Já ficou provado que produzir riquezas da biodiversidade amazônica traz mais dinheiro para o produtor do que a pecuária, como já nos informou aqui o professor da Universidade Federal Rural da Amazônia, Antônio Cordeiro de Santana.
Embora traga muitos ganhos aos grandes criadores em nosso Estado, o mercado da pecuária tem uma brecha nociva à terra boa do Pará representada pelos fornecedores indiretos que comercializam carne bovina de áreas griladas e, consequentemente, desmatadas. Hoje em dia, há vários mecanismos para rastrear de onde vem essa carne, mas grandes frigoríficos ainda trabalham com esses atravessadores ilegais. O paraense sabe: primeiro se promove a grilagem, depois o desmatamento e, em seguida, coloca-se gado na propriedade grilada. A partir daí, a carne viaja.
Esse caminho da carne tem um “ponto cego” apresentado em recente estudo da revista Science Advances, que analisou dados de comercialização de commodities como soja, carne bovina, cacau e óleo de palma, com foco naquelas produzidas em países com florestas tropicais, como Brasil, Indonésia, República Democrática do Congo e outros países da costa oeste africana. A pesquisa foi publicada no dia 29 de abril.
O que diz o estudo?
De acordo com a análise, cerca de 40% das commodities que são produzidas em áreas de pressão sobre florestas tropicais, como o Pará, são adquiridas pelos grandes compradores por meio de terceiros, o que dificulta o rastreamento da origem do produto e abre caminho para que mercadorias como soja e carne bovina produzidas em áreas desmatadas ilegalmente sejam comercializadas sem qualquer restrição.
Esses “terceiros”, no caso, são as chamadas traders. Elas que canalizam a produção local para o mercado externo. A posição desses intermediários – ou traders – é estratégica para o funcionamento desse mercado.

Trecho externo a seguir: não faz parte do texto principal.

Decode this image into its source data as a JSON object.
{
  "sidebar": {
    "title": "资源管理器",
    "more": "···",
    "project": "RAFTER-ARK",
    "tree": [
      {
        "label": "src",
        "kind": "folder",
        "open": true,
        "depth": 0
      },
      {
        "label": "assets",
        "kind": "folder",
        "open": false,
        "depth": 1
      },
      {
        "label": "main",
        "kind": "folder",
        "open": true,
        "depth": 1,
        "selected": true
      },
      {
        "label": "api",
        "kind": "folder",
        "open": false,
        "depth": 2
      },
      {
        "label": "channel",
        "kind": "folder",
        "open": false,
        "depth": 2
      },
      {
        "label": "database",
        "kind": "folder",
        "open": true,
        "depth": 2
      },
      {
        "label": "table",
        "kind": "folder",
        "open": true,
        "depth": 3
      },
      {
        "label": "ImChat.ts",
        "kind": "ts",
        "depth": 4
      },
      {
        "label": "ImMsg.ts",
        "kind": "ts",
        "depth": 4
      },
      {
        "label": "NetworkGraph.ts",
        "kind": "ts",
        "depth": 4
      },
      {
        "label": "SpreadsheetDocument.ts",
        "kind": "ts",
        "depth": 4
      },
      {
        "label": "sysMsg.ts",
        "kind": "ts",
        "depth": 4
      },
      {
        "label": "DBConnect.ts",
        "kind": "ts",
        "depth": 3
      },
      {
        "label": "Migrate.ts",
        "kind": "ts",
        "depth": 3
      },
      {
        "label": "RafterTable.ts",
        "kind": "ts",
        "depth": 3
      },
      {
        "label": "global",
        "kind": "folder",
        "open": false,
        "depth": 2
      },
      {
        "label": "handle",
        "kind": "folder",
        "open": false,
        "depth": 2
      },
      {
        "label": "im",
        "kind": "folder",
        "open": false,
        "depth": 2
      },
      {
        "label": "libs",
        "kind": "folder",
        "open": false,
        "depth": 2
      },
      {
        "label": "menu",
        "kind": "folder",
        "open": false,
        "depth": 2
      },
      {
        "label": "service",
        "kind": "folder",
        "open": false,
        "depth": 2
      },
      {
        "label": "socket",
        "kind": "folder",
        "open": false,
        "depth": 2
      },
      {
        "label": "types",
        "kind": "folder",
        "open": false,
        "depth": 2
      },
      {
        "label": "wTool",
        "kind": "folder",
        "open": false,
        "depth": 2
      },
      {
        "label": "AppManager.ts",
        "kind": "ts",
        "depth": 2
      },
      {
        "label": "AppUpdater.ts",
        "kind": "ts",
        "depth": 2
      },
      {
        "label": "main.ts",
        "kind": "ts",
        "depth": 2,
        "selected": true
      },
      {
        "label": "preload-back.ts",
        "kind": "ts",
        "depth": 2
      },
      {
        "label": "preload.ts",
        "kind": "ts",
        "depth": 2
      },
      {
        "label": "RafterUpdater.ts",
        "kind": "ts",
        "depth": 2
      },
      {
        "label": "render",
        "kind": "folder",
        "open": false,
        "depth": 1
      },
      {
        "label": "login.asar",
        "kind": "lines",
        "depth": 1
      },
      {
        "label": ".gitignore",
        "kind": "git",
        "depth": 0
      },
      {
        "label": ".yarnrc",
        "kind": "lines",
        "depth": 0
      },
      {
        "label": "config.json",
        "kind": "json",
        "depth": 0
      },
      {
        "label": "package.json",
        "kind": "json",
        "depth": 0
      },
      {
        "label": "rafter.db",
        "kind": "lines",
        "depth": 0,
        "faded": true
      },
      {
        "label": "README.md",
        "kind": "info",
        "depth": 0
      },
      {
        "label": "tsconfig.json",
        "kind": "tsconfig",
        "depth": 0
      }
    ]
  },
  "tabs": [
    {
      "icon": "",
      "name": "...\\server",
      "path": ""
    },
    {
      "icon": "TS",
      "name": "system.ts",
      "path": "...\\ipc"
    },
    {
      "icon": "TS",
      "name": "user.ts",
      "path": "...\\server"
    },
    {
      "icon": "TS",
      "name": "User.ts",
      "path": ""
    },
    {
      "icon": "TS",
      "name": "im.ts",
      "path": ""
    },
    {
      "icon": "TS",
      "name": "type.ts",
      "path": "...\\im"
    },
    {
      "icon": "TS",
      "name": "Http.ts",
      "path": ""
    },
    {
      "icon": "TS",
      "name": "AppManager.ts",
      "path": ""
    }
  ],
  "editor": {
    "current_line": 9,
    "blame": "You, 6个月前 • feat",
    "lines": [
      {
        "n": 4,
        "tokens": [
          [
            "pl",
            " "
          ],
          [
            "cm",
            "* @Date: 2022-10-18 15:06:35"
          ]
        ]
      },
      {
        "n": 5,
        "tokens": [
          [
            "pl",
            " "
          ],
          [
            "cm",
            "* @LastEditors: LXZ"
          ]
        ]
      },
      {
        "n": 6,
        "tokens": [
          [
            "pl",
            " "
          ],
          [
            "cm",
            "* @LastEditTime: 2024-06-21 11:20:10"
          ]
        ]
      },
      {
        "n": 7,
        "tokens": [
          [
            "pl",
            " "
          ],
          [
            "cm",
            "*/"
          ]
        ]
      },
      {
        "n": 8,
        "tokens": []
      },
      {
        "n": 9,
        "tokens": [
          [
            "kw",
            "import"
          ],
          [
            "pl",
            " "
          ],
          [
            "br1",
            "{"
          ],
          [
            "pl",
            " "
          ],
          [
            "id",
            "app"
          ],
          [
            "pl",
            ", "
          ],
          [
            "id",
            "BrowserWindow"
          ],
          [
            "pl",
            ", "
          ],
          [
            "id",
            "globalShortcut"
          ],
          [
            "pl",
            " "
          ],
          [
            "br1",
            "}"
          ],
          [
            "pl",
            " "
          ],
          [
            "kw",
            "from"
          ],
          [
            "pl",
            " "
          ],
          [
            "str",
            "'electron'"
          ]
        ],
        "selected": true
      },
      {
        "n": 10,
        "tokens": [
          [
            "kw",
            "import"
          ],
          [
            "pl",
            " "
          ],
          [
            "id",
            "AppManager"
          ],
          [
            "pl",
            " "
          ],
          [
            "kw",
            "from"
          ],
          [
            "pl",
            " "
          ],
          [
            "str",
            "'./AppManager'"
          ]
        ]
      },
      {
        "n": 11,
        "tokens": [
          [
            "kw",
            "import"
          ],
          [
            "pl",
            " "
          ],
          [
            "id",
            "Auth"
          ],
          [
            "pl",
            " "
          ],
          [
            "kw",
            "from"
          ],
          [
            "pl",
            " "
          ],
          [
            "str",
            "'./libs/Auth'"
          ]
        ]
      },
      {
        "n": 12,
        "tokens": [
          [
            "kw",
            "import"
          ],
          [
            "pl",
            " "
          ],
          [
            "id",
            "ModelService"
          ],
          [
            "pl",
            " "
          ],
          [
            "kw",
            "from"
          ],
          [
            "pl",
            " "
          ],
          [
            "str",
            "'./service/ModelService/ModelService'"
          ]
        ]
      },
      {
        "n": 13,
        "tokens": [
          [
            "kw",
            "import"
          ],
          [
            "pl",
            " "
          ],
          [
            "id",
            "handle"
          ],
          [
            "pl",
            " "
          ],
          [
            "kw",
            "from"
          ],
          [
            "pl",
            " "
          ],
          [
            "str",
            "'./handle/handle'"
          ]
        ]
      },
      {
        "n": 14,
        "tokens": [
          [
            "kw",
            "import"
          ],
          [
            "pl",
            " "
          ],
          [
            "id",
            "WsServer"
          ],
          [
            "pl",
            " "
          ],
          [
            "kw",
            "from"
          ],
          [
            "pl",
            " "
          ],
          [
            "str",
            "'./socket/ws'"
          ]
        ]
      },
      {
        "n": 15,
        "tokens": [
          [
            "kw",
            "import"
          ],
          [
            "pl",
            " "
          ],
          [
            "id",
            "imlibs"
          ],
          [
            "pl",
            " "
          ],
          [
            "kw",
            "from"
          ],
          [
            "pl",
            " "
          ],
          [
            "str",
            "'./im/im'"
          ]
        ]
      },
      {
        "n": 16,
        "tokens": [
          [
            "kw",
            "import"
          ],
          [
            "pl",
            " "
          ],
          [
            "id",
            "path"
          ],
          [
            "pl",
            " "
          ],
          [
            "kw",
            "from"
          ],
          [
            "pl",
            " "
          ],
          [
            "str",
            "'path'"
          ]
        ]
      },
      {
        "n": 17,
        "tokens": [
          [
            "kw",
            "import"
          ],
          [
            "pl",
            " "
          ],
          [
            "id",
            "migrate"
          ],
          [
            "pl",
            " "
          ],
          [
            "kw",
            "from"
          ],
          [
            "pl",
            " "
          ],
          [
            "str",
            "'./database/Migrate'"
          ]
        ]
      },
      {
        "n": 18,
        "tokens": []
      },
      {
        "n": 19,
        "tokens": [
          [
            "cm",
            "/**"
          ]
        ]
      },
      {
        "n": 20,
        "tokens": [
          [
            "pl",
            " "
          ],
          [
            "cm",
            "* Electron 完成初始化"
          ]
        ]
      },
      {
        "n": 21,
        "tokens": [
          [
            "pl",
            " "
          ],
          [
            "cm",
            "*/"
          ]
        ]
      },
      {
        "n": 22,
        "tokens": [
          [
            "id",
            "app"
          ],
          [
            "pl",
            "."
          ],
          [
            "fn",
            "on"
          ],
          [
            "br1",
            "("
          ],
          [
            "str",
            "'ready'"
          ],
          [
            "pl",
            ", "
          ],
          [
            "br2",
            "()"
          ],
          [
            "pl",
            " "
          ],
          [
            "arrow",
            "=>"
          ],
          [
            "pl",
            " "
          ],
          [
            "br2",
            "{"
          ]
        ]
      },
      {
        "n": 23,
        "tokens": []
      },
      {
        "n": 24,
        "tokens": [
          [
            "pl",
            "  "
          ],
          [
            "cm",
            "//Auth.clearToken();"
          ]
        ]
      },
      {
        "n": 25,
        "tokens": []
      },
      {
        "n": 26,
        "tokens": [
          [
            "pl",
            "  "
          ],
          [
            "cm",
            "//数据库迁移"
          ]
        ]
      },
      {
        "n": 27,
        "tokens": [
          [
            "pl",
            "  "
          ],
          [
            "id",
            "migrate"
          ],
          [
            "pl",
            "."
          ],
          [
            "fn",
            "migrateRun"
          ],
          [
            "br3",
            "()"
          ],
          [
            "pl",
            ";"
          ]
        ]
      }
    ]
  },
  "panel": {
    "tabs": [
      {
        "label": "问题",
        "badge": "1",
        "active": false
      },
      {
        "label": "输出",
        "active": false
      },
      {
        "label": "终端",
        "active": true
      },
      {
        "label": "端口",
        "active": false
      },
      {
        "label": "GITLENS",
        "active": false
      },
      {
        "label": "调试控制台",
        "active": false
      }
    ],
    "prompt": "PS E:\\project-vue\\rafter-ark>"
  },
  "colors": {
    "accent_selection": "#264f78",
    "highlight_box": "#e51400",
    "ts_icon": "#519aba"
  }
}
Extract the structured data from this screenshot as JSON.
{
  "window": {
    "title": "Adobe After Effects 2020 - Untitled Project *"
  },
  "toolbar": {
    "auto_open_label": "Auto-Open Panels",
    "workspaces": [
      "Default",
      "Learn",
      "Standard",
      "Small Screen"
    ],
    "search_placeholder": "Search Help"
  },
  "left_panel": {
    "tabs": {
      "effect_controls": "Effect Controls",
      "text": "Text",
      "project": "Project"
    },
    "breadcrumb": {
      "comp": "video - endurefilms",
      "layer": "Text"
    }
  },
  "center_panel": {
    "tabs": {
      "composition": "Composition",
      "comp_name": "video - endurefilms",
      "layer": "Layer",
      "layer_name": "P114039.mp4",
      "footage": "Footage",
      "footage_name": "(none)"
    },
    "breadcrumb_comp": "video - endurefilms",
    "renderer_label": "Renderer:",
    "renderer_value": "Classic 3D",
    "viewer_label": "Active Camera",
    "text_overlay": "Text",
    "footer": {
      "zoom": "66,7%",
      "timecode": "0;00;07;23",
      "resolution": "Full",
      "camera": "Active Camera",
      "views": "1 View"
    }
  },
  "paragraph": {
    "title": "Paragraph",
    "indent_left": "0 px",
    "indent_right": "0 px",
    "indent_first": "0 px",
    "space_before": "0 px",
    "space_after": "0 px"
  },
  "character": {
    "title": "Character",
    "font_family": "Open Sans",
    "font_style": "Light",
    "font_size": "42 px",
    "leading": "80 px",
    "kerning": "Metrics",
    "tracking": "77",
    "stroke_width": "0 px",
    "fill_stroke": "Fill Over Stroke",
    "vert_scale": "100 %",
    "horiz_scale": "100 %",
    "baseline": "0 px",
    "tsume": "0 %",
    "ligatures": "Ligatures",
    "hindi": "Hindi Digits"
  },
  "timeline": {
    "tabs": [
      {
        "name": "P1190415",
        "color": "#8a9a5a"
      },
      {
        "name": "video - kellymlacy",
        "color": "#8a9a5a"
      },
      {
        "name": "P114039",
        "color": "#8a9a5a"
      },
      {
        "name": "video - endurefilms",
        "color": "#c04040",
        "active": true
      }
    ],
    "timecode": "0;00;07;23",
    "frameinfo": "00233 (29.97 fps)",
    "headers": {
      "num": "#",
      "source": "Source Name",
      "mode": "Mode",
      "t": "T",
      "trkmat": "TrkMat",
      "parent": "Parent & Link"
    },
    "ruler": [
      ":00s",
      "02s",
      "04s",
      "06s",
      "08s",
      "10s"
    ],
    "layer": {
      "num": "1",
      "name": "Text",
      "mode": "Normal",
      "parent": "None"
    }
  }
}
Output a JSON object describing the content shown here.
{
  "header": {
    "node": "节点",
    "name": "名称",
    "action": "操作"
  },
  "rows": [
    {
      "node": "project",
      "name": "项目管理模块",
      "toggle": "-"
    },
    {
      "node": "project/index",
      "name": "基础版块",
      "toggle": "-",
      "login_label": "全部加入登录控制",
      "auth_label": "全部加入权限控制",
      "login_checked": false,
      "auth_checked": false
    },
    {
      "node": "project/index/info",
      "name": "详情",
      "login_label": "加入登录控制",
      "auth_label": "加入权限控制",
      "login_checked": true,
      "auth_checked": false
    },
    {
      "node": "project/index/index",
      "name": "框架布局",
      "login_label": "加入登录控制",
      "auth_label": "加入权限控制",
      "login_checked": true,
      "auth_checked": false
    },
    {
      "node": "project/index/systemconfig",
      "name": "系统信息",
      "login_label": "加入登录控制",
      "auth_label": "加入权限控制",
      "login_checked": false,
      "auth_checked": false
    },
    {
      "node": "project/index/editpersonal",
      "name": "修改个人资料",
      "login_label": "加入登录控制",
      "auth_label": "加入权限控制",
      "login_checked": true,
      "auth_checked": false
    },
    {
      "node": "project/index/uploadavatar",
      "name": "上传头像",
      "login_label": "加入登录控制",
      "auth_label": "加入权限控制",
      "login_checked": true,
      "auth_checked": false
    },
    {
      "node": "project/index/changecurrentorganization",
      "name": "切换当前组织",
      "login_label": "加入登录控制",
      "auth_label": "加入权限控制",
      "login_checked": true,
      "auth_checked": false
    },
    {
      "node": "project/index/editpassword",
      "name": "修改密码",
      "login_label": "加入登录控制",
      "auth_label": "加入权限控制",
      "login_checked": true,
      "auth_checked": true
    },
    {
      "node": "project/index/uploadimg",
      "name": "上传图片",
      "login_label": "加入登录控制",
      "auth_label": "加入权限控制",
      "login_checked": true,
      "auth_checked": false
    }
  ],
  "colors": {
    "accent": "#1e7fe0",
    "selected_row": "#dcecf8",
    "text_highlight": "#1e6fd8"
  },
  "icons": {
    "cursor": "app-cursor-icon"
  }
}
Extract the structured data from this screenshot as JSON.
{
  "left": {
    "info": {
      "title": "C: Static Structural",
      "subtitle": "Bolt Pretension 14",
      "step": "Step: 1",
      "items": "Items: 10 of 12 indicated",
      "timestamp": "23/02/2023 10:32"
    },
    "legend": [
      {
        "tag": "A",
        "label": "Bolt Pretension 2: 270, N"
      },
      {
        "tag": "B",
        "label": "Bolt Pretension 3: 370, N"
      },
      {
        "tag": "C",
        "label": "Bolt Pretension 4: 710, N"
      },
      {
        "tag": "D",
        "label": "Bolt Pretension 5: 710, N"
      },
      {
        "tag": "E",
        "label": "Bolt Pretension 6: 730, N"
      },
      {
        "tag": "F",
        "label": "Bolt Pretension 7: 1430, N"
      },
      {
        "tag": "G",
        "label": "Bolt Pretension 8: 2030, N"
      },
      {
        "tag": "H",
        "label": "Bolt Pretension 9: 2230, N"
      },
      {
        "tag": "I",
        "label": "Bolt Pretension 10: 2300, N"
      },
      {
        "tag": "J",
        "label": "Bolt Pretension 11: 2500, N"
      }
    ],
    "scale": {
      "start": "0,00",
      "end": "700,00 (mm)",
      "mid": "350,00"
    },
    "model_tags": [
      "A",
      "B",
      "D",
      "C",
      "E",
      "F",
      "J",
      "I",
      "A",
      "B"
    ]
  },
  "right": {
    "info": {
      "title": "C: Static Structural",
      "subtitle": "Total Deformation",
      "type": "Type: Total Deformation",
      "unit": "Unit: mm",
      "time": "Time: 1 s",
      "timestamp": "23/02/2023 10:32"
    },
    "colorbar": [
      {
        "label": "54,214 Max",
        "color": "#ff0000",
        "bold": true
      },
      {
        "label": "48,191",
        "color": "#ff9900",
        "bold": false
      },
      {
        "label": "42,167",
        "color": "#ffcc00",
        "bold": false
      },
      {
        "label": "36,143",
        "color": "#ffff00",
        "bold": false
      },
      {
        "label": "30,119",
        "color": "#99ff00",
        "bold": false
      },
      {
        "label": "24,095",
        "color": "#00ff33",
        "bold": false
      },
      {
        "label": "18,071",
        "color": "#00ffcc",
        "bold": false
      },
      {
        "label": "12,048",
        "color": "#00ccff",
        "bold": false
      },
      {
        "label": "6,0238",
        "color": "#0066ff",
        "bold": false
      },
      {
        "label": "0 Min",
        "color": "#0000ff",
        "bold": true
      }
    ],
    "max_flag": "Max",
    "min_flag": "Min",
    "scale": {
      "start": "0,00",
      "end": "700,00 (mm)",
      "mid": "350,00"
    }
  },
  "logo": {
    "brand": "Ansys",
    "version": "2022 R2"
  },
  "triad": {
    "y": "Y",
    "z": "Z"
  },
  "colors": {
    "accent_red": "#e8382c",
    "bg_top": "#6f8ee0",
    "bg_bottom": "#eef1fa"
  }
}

A maior parte dessas commodities é vendida aos clientes por essas empresas, que compram diretamente dos produtores.
‘Lavagem de animais’
O estudo se refere às traders, mas é importante salientar que a carne de área desmatada é ainda distribuída no Brasil por outros agentes que fazem o mesmo serviço que algumas traders: pecuaristas dentro do nosso Estado que comercializam a carne bovina com documentação irregular.
Esse tema foi abordado já pela Coalizão Brasil, um um movimento composto por mais de 300 representantes do setor privado, setor financeiro, academia e sociedade civil.
Além da completa falta de informação a respeito dos locais de criação e proprietários pelos quais o animal adquirido passou, por limitarem-se ao monitoramento de seus fornecedores diretos e se utilizarem apenas da GTA (guia de trânsito animal), que lhes é enviada como garantia da última origem dos animais, os frigoríficos estão sujeitos a efetuar compras associadas a práticas como a triangulação de animais e documentos, também conhecidas como “lavagem de animais”.
A triangulação é um processo simples através do qual as fazendas que não se enquadram nas políticas de compras dos frigoríficos (as denominadas “propriedades sujas”) comercializam animais utilizando a GTA (guia de trânsito animal) de um imóvel rural “limpo” e, assim, seus animais se tornam aceitáveis pelos compradores.
EUA de olho
Por falar em commodities, uma reportagem interativa no Washington Post ressaltou como o consumo de carne bovina brasileira pelo mercado norte-americano está associado com o avanço recente do desmatamento na Amazônia. Só no ano passado, os EUA compraram mais de 145 mil toneladas do produto brasileiro, tornando-se assim o 2º maior comprador de carne bovina do país. Analistas esperam que a demanda dobre neste ano, mesmo com o preço em alta do produto no mercado internacional. A maior fornecedora dessa carne é a gigante JBS, que vem tropeçando com suas políticas e metas de combate ao desmatamento e monitoramento da cadeia produtiva.